Eli Lilly spokesperson Brad Jacklin said the company “believes in the common goal of ensuring affordable access to insulin and other life-saving medicines because nobody should have to forgo or ration because of cost.”
Lilly supports efforts “that more directly affect patients’ cost-sharing based on their health care coverage,” he said. Insurers and pharmacy benefit managers (PBMs) should pass savings on to patients, Mr. Jacklin urged. Lilly caps some insulins at $35 for the uninsured or commercially insured. The company will also participate in the CMS program.
Meanwhile, a PhRMA-sponsored website www.letstalkaboutcost.org said that, because they do not share savings, insurers and PBMs are responsible for high insulin costs.
Manufacturer assistance programs for patients with diabetes and other chronic diseases, on the other hand, can save individuals $300-$500 a year, PhRMA said in August.
PBMs point back at insulin manufacturers
PBMs, however, point back at drug companies. “PBMs have been able to moderate insulin costs for most consumers with insurance,” said J.C. Scott, president and CEO of the Pharmaceutical Care Management Association, the PBM trade group, in a statement.
The rising cost of insulin is caused by a lack of competition and overuse of patent extensions, PCMA maintains.
Health insurers, which, in tandem with PBMs, give insulins formulary preference based on a discounted price, are most likely to feel the impact of laws limiting out-of-pocket costs.
If they have to make up the shortfall from a patient’s reduced payment for a prescription, they will likely raise premiums, said Ms. O’Neill Hayes.
And if patients pay the same price for insulin – regardless of who makes it – drugmakers won’t have much incentive to offer discounts or rebates for formulary placement, she said. Again, that would likely lead to higher premiums.

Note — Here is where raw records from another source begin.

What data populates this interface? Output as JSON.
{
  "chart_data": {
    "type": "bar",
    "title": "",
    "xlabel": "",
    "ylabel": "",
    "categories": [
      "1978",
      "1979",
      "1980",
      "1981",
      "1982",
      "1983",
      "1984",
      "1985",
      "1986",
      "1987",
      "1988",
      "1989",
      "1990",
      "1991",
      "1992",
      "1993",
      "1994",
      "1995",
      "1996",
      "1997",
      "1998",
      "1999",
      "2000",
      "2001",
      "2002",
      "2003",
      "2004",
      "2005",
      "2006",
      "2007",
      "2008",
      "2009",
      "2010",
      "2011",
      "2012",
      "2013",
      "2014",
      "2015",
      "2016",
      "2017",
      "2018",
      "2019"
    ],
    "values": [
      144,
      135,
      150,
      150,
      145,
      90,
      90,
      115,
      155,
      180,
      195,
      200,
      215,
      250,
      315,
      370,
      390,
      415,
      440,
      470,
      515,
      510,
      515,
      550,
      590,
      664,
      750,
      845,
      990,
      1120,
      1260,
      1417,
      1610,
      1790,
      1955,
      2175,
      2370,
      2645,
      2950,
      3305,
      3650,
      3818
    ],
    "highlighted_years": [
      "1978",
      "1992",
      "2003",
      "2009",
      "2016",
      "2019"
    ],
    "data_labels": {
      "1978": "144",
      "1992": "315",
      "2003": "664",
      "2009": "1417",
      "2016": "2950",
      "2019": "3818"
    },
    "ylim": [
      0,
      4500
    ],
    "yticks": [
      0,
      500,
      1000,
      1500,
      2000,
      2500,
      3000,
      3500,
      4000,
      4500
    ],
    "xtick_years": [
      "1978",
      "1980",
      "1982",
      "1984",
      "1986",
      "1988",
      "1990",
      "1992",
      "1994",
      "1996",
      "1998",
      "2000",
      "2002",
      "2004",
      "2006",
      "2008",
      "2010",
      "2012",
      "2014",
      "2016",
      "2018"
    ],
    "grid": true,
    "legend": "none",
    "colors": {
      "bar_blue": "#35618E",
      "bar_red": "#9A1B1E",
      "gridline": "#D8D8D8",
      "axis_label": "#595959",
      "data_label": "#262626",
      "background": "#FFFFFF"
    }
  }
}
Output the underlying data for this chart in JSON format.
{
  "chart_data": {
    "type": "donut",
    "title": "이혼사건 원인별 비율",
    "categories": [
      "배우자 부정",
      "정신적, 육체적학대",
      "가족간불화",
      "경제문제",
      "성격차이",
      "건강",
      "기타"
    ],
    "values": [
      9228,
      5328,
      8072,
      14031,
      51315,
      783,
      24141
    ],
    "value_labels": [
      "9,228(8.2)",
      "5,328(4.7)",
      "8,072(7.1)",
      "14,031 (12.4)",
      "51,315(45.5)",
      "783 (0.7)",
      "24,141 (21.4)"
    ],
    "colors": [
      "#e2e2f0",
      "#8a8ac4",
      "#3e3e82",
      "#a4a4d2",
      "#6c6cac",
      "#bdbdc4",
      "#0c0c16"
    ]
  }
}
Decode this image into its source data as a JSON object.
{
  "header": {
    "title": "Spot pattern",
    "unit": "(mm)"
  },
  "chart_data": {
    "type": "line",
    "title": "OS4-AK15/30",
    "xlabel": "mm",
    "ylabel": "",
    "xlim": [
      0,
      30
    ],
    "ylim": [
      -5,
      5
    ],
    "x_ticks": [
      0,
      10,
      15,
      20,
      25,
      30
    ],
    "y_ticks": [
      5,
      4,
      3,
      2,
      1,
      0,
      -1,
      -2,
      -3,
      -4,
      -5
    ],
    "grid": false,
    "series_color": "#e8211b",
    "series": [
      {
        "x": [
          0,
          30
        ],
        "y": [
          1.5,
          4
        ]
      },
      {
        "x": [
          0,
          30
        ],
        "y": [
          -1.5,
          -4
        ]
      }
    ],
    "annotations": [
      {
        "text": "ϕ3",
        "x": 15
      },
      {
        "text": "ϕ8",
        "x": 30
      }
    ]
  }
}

David Allen, a spokesperson for America’s Health Insurance Plans, said in an interview that AHIP believes lack of competition has driven up insulin prices.
“High prices for insulin correspond with high health insurance costs for insulin,” he said. When CMS starts requiring drugmakers to discount their insulins for Medicare that will allow “health plans to use those savings to reduce out-of-pocket [costs] for seniors.”
He did not respond to a question as to why health insurers were not already passing savings on to commercially insured patients, especially in states with out-of-pocket limits.
Mr. Allen did say that AHIP’s plans “stand ready to work with state policymakers to remove barriers to lower insulin prices for Americans.”
Utah savings hopefully saving lives already
In Utah, legislators tuned out the blame game, and instead were keen to listen to patients, who had many stories about how the high cost of insulin had hurt them, said Ms. Hooley.
She noted an estimated 50,000 Utahans rely on insulin to stay alive.
Ms. Hooley and her chapter convinced legislators to pass a bill that gives insurers the option to cap patient copays at $30 per month, or to put insulin on its lowest formulary tier and waive any patient deductible. That aspect of the law does not go into effect until January 2021, but insurers are already starting to move insulin to the lowest formulary tier.
That has helped some people immediately. One state resident said her most recent insulin prescription cost $7 – instead of the usual $200.
The uninsured are not left totally high and dry either. Starting June 1, anyone in the state could buy through a state bulk-purchasing program, which guaranteed a 60% discount.
Ms. Hooley said she’d recently heard about a patient who usually spent $300 per prescription but was able to buy insulin for $100 through the program.
“Although $100 is still too much, it is nice knowing the Utah Insulin Savings Program is saving lives,” Ms. Hooley concluded.